Filtering, sorting & projection
The everyday shape of a query: take a step's rows, keep the ones that match, order them, and project the fields you want.
The examples on this page run against an analyze step whose output is an entities array (stepbook q analyze …):
{
"entities": [
{ "name": "Ada Lovelace", "type": "Actor", "score": 0.91, "tags": ["math", "compute"] },
{ "name": "Hypatia", "type": "Actor", "score": 0.62, "tags": ["math"] },
{ "name": "Acme Corp", "type": "Organization", "score": 0.40, "tags": [] },
{ "name": "Babbage Ltd", "type": "Organization", "score": 0.77, "tags": ["compute"] }
]
}from: entities
where:
all:
- { field: type, eq: Actor }
- { field: score, gte: 0.5 }
sort: [{ field: score, dir: desc }]
limit: 3
select: [name, score]Reads as: out of entities, keep ones whose type equals Actor AND whose score ≥ 0.5; sort by score descending; take the top 3; project name and score. That compiles to JSONata (what --explain prints) and runs:
((((analyze.entities)[(type = "Actor" and score >= 0.5)])^(>score))[[0..2]]).{"name": name, "score": score}[
{ "name": "Ada Lovelace", "score": 0.91 },
{ "name": "Hypatia", "score": 0.62 }
]from is a path within the step's output, which is why the JSONata is rooted at analyze.entities.

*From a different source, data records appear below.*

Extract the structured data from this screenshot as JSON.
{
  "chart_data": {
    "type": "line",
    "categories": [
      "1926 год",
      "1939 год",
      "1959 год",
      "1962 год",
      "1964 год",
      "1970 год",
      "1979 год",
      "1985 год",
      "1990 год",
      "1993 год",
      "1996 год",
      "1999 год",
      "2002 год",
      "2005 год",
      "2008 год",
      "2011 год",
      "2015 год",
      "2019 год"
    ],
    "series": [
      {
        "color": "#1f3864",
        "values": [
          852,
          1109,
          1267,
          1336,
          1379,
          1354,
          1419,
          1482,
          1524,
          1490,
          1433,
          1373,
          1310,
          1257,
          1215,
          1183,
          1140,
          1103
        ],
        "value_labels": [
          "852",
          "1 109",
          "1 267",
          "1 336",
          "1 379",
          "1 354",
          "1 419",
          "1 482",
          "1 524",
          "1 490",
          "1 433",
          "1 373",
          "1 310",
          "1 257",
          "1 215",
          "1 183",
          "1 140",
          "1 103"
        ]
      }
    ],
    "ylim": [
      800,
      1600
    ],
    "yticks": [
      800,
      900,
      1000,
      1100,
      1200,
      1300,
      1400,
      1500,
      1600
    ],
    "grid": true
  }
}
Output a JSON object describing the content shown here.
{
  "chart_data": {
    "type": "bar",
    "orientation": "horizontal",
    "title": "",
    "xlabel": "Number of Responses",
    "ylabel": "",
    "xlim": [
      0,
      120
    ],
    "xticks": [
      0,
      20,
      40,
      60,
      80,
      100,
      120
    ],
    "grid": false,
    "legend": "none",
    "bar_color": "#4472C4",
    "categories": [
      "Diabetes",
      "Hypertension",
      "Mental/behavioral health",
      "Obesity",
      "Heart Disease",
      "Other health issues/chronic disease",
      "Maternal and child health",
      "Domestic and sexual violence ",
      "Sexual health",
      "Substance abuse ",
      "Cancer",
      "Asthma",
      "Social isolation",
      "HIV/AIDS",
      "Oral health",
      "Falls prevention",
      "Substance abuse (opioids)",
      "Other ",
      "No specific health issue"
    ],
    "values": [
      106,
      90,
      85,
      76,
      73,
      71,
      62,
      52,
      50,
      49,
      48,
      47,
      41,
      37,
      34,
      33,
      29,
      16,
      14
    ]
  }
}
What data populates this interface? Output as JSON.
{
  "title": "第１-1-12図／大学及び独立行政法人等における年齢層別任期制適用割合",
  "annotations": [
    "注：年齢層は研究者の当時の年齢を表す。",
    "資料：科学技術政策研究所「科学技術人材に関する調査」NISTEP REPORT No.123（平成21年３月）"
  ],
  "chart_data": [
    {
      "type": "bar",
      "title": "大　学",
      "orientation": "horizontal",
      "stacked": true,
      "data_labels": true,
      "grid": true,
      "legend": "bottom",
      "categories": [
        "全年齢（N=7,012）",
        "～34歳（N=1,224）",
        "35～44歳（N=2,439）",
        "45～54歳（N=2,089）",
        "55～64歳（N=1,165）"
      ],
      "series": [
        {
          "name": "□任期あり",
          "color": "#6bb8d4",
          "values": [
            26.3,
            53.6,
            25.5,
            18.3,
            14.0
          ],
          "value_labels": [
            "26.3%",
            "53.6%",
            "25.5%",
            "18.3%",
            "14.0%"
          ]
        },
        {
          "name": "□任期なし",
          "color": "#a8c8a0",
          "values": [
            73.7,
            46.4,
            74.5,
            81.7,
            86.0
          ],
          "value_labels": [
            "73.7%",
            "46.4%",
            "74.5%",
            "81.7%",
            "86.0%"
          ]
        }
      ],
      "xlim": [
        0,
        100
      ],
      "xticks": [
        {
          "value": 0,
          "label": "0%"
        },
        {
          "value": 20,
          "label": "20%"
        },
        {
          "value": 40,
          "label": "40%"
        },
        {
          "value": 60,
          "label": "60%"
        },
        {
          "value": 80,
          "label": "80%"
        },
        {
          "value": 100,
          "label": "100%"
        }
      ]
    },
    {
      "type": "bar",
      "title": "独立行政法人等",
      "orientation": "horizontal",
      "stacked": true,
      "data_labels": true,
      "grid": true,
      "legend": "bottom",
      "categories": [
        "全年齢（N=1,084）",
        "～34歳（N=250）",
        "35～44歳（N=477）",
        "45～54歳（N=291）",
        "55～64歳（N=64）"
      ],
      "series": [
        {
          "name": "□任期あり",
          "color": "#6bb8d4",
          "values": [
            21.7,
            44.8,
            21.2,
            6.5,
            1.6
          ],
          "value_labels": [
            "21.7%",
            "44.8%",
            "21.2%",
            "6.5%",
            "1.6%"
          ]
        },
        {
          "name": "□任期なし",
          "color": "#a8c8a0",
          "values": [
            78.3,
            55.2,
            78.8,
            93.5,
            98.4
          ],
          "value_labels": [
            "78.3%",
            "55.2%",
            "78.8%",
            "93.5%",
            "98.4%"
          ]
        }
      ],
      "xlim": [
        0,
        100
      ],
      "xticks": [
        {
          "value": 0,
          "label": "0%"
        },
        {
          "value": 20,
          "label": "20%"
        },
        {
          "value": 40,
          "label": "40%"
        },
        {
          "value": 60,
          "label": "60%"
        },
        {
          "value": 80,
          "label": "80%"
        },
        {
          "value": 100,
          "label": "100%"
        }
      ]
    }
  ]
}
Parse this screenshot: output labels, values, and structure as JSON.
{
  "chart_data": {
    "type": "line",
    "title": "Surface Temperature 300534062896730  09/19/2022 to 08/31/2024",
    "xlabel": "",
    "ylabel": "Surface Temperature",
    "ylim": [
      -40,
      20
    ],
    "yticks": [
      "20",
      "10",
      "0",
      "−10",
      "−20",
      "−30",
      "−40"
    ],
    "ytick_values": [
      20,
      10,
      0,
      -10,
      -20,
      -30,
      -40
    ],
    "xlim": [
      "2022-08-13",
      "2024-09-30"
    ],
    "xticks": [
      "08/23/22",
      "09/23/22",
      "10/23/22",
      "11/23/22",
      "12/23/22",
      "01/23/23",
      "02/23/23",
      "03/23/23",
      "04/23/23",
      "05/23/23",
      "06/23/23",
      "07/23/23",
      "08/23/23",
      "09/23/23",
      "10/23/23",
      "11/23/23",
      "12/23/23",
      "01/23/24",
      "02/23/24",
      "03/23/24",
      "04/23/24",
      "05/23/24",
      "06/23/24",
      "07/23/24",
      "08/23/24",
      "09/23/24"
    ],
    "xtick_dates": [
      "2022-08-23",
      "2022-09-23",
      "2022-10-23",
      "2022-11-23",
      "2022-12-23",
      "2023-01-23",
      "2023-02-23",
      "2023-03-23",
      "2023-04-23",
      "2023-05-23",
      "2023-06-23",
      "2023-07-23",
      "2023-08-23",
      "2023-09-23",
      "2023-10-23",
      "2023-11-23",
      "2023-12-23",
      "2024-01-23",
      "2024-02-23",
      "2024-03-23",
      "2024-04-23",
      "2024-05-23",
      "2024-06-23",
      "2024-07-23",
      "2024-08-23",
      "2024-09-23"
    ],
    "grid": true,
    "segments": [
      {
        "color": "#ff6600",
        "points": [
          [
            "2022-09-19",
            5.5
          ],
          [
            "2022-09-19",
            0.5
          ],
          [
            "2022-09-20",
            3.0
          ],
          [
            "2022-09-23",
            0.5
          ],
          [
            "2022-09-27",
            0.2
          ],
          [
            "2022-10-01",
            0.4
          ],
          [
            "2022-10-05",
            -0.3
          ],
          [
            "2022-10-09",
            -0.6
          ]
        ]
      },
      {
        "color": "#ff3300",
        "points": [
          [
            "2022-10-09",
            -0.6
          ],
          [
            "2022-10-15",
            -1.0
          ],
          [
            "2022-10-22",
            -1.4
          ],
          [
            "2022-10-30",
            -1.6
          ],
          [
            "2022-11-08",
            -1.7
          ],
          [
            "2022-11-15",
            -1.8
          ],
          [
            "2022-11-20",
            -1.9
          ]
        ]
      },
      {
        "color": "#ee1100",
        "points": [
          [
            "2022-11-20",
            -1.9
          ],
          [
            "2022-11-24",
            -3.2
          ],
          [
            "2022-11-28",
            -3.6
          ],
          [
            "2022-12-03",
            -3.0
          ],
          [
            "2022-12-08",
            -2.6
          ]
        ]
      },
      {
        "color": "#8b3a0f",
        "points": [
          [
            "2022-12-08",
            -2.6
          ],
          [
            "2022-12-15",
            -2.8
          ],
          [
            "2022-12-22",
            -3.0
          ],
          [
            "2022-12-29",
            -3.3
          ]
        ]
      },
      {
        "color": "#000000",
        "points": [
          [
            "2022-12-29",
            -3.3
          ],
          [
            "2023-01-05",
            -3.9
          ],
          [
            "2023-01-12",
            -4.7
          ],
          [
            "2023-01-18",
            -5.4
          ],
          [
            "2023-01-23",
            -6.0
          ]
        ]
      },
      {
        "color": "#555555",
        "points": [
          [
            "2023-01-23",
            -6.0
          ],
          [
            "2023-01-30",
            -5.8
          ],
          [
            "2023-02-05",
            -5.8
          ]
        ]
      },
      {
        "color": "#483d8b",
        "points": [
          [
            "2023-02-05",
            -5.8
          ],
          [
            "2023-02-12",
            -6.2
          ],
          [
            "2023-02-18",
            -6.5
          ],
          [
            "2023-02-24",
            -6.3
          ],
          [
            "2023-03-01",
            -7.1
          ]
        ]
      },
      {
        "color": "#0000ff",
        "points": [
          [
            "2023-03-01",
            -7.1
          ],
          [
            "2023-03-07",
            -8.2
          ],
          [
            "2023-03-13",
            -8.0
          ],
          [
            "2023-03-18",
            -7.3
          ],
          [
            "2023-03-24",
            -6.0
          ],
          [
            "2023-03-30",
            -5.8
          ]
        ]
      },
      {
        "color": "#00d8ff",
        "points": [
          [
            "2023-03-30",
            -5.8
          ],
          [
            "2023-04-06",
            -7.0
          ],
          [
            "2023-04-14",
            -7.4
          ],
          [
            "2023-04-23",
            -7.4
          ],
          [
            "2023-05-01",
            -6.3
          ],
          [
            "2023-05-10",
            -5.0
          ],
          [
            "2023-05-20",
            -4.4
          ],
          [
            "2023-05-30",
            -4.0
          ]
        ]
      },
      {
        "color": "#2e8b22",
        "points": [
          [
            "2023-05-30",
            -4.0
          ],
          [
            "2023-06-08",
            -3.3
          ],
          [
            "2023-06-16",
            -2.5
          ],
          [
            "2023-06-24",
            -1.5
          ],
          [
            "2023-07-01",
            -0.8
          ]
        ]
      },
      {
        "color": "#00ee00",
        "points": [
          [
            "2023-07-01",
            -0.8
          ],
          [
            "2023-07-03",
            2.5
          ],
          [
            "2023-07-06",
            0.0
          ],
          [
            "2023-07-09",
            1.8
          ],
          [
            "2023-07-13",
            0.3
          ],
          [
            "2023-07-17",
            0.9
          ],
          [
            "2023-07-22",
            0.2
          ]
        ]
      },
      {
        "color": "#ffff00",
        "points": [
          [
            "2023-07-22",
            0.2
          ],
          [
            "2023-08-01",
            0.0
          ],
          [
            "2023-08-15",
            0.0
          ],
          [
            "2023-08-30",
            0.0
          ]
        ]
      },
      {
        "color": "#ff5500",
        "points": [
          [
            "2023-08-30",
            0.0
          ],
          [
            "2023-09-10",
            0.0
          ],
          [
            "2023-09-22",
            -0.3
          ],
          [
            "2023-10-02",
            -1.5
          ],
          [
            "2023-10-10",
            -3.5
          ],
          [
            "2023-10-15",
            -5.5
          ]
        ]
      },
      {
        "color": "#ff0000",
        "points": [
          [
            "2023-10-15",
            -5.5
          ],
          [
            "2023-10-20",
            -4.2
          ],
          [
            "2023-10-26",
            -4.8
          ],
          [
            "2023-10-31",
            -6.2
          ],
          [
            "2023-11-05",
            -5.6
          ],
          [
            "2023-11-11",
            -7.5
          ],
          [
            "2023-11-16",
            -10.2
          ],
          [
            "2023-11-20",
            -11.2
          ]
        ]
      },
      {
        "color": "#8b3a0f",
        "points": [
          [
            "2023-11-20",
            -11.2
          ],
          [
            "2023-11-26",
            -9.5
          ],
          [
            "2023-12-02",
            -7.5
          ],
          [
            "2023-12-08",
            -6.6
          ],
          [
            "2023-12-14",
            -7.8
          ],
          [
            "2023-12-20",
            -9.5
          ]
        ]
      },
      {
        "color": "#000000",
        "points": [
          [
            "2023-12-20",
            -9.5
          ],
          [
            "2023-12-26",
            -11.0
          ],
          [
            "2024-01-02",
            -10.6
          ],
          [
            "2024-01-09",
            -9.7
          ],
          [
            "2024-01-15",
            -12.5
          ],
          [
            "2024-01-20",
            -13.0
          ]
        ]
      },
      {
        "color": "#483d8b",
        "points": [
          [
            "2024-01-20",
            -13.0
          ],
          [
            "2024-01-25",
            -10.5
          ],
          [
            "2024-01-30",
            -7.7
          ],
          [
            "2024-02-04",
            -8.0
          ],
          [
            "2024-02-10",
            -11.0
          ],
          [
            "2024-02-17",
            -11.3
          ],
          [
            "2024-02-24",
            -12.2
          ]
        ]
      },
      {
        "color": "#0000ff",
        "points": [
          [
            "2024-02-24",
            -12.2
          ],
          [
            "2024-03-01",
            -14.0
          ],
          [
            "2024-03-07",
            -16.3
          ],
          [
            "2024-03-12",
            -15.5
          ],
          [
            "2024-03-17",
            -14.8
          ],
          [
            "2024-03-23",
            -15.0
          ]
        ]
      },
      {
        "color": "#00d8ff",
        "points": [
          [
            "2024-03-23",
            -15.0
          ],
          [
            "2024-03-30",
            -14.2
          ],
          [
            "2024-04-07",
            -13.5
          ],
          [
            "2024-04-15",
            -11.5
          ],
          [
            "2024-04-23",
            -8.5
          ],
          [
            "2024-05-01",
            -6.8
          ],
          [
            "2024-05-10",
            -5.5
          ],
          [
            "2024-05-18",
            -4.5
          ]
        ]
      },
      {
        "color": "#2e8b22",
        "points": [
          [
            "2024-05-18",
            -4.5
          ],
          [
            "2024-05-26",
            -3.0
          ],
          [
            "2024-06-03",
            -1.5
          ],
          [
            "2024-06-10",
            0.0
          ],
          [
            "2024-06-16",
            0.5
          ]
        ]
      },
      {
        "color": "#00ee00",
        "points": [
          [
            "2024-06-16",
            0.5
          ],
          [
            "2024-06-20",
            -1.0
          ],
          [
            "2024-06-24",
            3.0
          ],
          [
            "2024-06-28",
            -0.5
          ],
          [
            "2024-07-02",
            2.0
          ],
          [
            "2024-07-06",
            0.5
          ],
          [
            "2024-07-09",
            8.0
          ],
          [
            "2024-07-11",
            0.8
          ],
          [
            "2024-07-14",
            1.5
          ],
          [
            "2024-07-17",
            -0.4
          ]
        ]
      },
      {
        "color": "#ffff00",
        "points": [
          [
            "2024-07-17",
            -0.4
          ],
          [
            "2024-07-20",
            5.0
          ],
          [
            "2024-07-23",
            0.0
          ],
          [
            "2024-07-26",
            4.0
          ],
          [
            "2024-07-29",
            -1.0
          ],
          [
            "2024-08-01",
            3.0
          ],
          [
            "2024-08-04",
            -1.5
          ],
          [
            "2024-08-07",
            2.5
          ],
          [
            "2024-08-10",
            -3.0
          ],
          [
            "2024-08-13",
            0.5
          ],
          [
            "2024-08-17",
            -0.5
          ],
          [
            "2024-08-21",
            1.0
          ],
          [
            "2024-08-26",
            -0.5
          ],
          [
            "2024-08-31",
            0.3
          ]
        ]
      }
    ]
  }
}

The result shown is the faithful query value — what --json and the raw view return. The table view (and the dashboard grid) wrap bare scalars in a value column for display, but the value itself is whatever JSONata produced.
where operators
Each leaf condition names a field plus exactly one operator:
| Operator | Meaning |
|---|---|
eq / ne | equals / not equals |
gt / gte / lt / lte | numeric or lexicographic comparison |
between: [min, max] | inclusive range (min ≤ field ≤ max) |
in: [a, b, c] | field's value is one of the listed values |
has: <value> | field (an array) contains this value |
matches: <regex> | regex test against the field's string value |
exists: true | field is present (or false for absent) |
Nest with all, any, not. Each condition is exactly one of these (or a leaf), so to combine them — e.g. "(Actor or Organization) and not deleted" — nest them rather than putting two at the same level:
where:
all:
- any:
- { field: type, eq: Actor }
- { field: type, eq: Organization }
- not: { field: status, eq: deleted }The in operator can also take a sub-query that derives its set from another step — see Cross-step queries.
select shapes
select: name # one field
select: [name, type] # list of fields
select: { who: name, kind: type } # alias map (rename on the way out)In the alias-map form, a value can also be a computed op over a field — one of upper / lower / trim (string), round / abs (number), or count (array length):
select:
name: { upper: name } # ADA LOVELACE
tagCount: { count: tags } # array length
score: { round: score } # 9.4 → 9
who: name # plain fields still work alongside(There's no generic length — it's type-ambiguous, so use count for arrays.)
sort shapes
sort: score # ascending by score
sort: [{ field: score, dir: desc }] # descending by score
sort: [type, { field: score, dir: desc }] # type asc, then score desclimit
limit: <integer> keeps the first N rows after sorting.
distinct
distinct: true dedupes the result rows (deep-equality), here or in aggregate mode:
from: entities
select: type
distinct: true # the set of distinct `type` values$distinct((analyze.entities).type)["Actor", "Organization"](A single-field result is a plain array. The table view renders it as a one-column value table; --json and the raw view give you the array directly.)